L’area cani ci può stare, soprattutto se si vive in città, a patto però che sia solo una delle tappe della passeggiata e che, mentre si è al suo interno, il cane non passi in secondo piano rispetto al cellulare. Quando possibile, invece, cerchiamo di portare il nostro amico a passeggiare in ampi spazi aperti – al parco o in campagna – se possibile libero dal guinzaglio, così che possa decidere se e come avvicinarsi ai suoi simili. A volte sceglierà di non farlo, e si limiterà ad annusare tutte le p**ì e le pupù che incontrerà sulla sua strada: anche questo è socializzare.
Ma il più dannoso effetto collaterale di quel “fallo socializzare” è un altro. Molti proprietari, appena vedono un altro binomio all’orizzonte, lo puntano zelanti, invitando il proprio cane a seguirlo per “andare a conoscere un nuovo amico”. Ora, mettiamoci per un attimo “nel pelo” del nostro cane: come ci sentiremmo se qualcuno ci trascinasse di forza verso un perfetto sconosciuto, pretendendo che ci facciamo amicizia al primo sguardo chiunque egli sia? Magari ha l’alito pesante, ha uno sguardo che ci sembra minaccioso o semplicemente non ci piace a pelle.
In più, secondo il galateo canino, un quadrupede che si avvicina a un atro in linea retta – e magari anche a passo spedito – è considerato maleducato e invadente, quando non minaccioso.
Se la situazione non fosse già abbastanza “imbarazzante” – per usare un termine che noi umani associamo facilmente a una serie di sensazioni spiacevoli in ambito sociale – ci si aggiunge il guinzaglio. Il cane comunica con tutto il corpo; ogni espressione, ogni micromovimento cambia il significato del messaggio che vuole trasmettere. Tuttavia molto spesso, nell’approcciarsi all’altro binomio, il proprietario tende d’istinto ad accorciare il guinzaglio, limitando le possibilità di movimento del cane e mettendolo in una situazione ancora più scomoda: non solo non riesce a comunicare efficacemente le proprie intenzioni all’altro, ma non ha nemmeno la possibilità di allontanarsi in caso l’altro cane lo preoccupi. E se non si può scappare, l’unica cosa che resta da fare è difendersi. Questo è il motivo per cui molti cani si trasformano dal Dottor Jackyll a Mr Hide a seconda che siano o meno legati.
E no, due cani in piedi sulle posteriori “appesi” per il guinzaglio che agitano le anteriori uno verso l’altro non stanno giocando, sono solo profondamente frustrati!
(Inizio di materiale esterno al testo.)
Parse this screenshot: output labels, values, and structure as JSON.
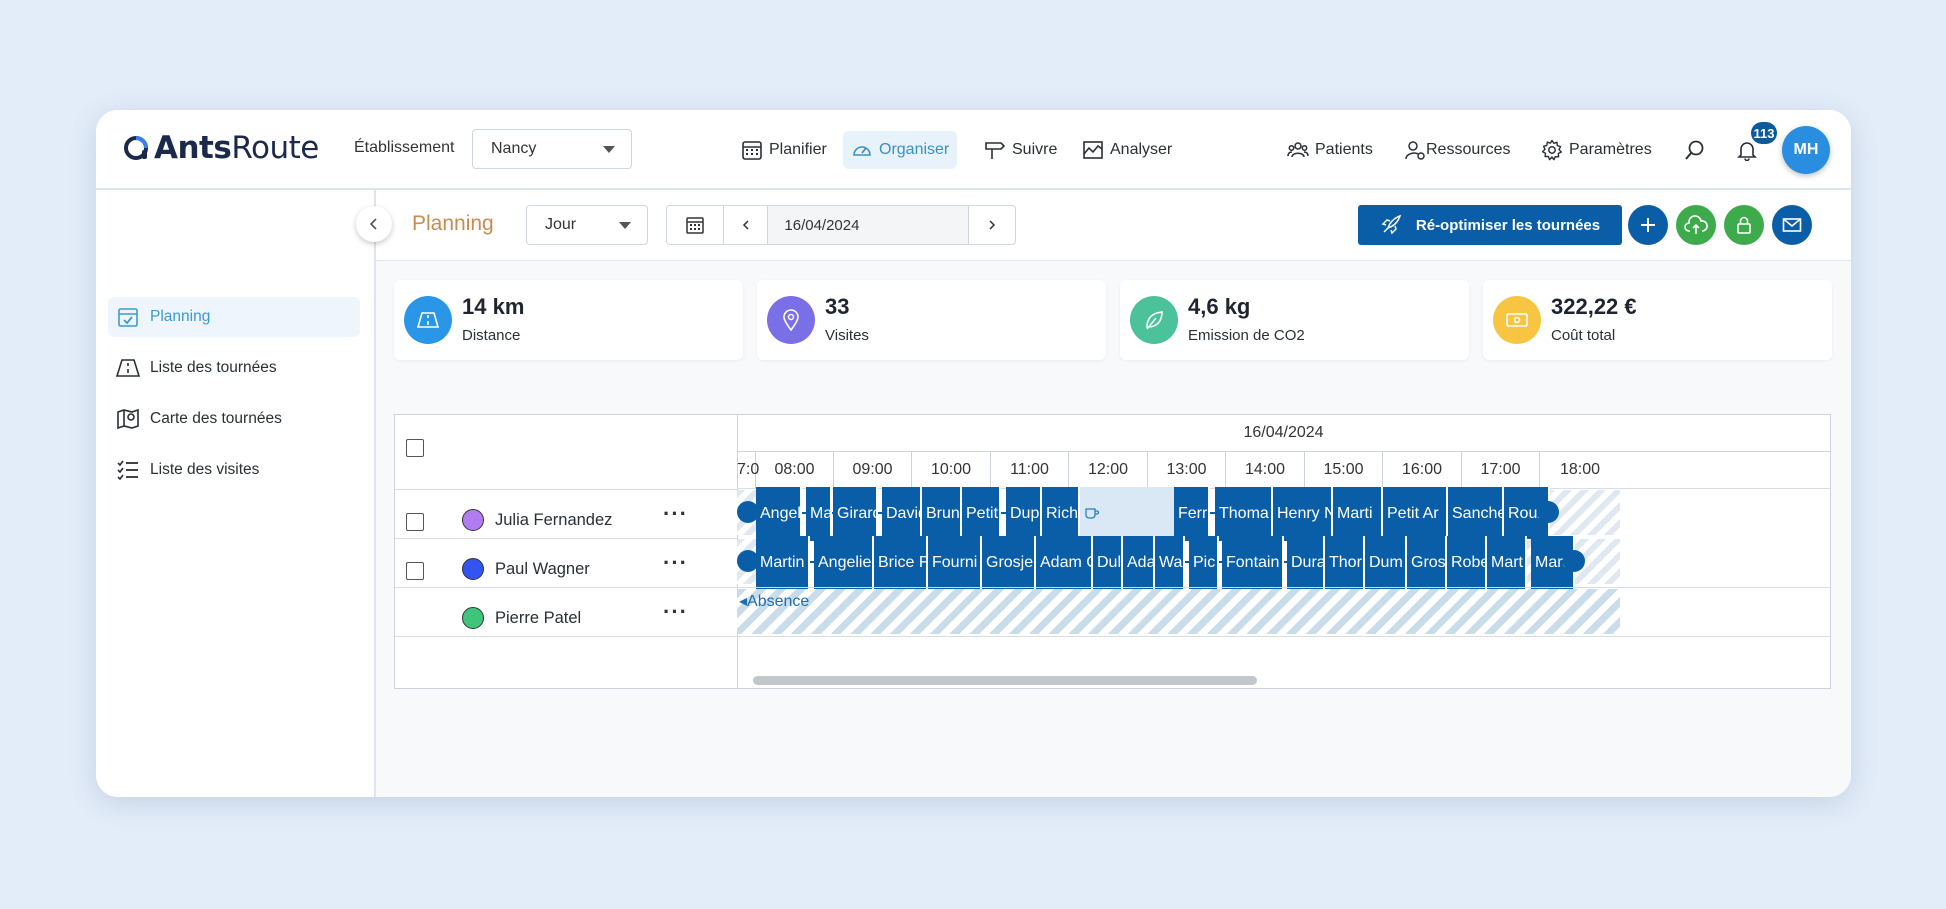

Ovviamente è possibile far sviluppare al cane le competenze per reggere bene l’incontro da legati, e imparare noi stessi a manovrare bene il guinzaglio in tali circostanze, perché, soprattutto vivendo in città, le interazioni “scomode” possono capitare; se però incontrare o non incontrare un altro binomio da legati e su un marciapiede stretto dipende da voi, fate un favore al vostro cane, prendete spazio, allargatevi descrivendo una curva, anche se implica il dover scendere dal marciapiede. Meglio poche interazioni ben fatte, con i giusti spazi e tempi, che tante che generano stress nei cani quanto nei loro compagni a due zampe.